Application of high-frequency mechanical impact treatment for fatigue strength improvement of new and existing bridges

Doktorsavhandling, 2023

Fatigue is known to be a progressive localized permanent damage which occurs in metallic structures that are subjected to repetitive loading. This type of damage occurs even when the components are subjected to stresses well below those causing failure in a single load application. Therefore, the fatigue process ultimately causes cracking which leads to structural failure. This makes the phenomenon of fatigue one of the major threats to the durability and safety of metallic structures. In steel bridges, weldments are essential for joining structural members, but they are usually fatigue-prone links. For that reason, providing a solution to this problem would extend the life expectancy of existing bridges, and make the design of new bridges more efficient.

High-Frequency Mechanical Impact (HFMI) is a relatively new post-weld treatment method that aims to increase weldments' fatigue strength by inducing beneficial compressive residual stress at the weld toe. However, this method has not yet been implemented in the bridge industry on a large scale. This is attributed to several reasons. First, the existing bridges may have accumulated certain damage which makes the efficiency of the treatment in fatigue life extension very ambiguous. Besides, corrosion may also pose a threat to the fatigue strength of HFMI-treated weldments. In other words, the effect of existing damage and corrosion on the fatigue life should be investigated. Moreover, the stability of the beneficial compressive residual stresses in treated weldments needs to be ensured throughout the design life of the bridge. This includes loading conditions that cause relaxation of these stresses such as loading cycles with high-stress ratios or overloads. These need to be incorporated into the design process in a simplified way.

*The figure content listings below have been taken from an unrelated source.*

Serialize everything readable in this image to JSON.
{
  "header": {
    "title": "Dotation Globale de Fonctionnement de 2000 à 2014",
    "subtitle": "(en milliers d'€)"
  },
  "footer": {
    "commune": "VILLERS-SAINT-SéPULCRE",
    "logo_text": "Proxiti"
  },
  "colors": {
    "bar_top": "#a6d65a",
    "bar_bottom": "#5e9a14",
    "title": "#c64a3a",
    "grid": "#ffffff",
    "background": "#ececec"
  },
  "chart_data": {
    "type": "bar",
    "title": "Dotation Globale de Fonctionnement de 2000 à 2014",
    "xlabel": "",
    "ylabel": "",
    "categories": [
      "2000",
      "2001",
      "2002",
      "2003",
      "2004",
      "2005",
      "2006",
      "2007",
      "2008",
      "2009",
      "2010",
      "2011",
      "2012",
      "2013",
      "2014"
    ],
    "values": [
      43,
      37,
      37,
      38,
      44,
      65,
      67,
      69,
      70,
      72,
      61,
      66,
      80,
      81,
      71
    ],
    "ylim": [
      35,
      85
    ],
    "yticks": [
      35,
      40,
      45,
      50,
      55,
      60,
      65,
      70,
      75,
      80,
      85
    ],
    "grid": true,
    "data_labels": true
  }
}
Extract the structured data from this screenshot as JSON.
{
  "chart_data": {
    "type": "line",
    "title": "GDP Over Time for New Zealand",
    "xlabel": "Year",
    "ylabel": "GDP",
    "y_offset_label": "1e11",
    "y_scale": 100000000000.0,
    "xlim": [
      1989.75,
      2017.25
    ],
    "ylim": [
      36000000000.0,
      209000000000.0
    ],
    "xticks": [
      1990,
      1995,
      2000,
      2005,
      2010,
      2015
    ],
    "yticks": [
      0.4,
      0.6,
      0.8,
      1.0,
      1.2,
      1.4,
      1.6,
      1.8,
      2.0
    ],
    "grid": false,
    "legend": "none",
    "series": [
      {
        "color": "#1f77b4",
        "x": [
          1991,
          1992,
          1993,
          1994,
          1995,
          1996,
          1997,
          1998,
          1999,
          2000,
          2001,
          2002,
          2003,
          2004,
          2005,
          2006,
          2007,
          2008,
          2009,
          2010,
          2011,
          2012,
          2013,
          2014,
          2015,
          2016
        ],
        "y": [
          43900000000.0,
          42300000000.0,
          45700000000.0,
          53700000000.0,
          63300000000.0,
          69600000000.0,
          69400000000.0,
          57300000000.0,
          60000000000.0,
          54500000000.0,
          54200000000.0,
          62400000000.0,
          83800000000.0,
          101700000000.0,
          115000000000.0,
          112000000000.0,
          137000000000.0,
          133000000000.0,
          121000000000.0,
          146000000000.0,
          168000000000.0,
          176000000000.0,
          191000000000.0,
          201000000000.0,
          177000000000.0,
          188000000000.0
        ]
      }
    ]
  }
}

This work focuses on providing rules, recommendations and guidelines that would enable a safe and efficient application of HFMI treatment on existing and new bridges. To be more specific, this thesis is divided into two parts. The first focuses on HFMI treatment in existing structures, which is studied experimentally and numerically. It is found that the fatigue design life assigned for HFMI treatment can be claimed regardless of the number of applied loading cycles before the application of the treatment. However, the weldments should be free of cracks deeper than 2.25 mm, or preferably crack-free. If a crack exists at the surface, HFMI treatment should be preceded by TIG remelting to remove the whole crack. Besides, the effect of corrosion on the fatigue performance of HFMI-treated weldments is proven. Nonetheless, the proposed design curves for HFMI-treated details can be used even if the bridge exists in a corrosive environment. To reduce the corrosion effect, paint should be applied, and sharp groove edges shall be removed by light grinding. 

The second part of the thesis focuses on the design rules of new HFMI-treated bridges. This includes the consideration of the mean stress and overload effects. The research is performed through analyses of measured truck/train loads. A design framework is proposed to include the mean stress effect via one variable called λHFMI. The method is characterized by its simplicity which makes the easy-to-use by bridge designers. Besides, statistical evaluations have shown that the characteristic combination of load actions associated with the serviceability limit state is the best-studied option to incorporate the overload effect in road bridges.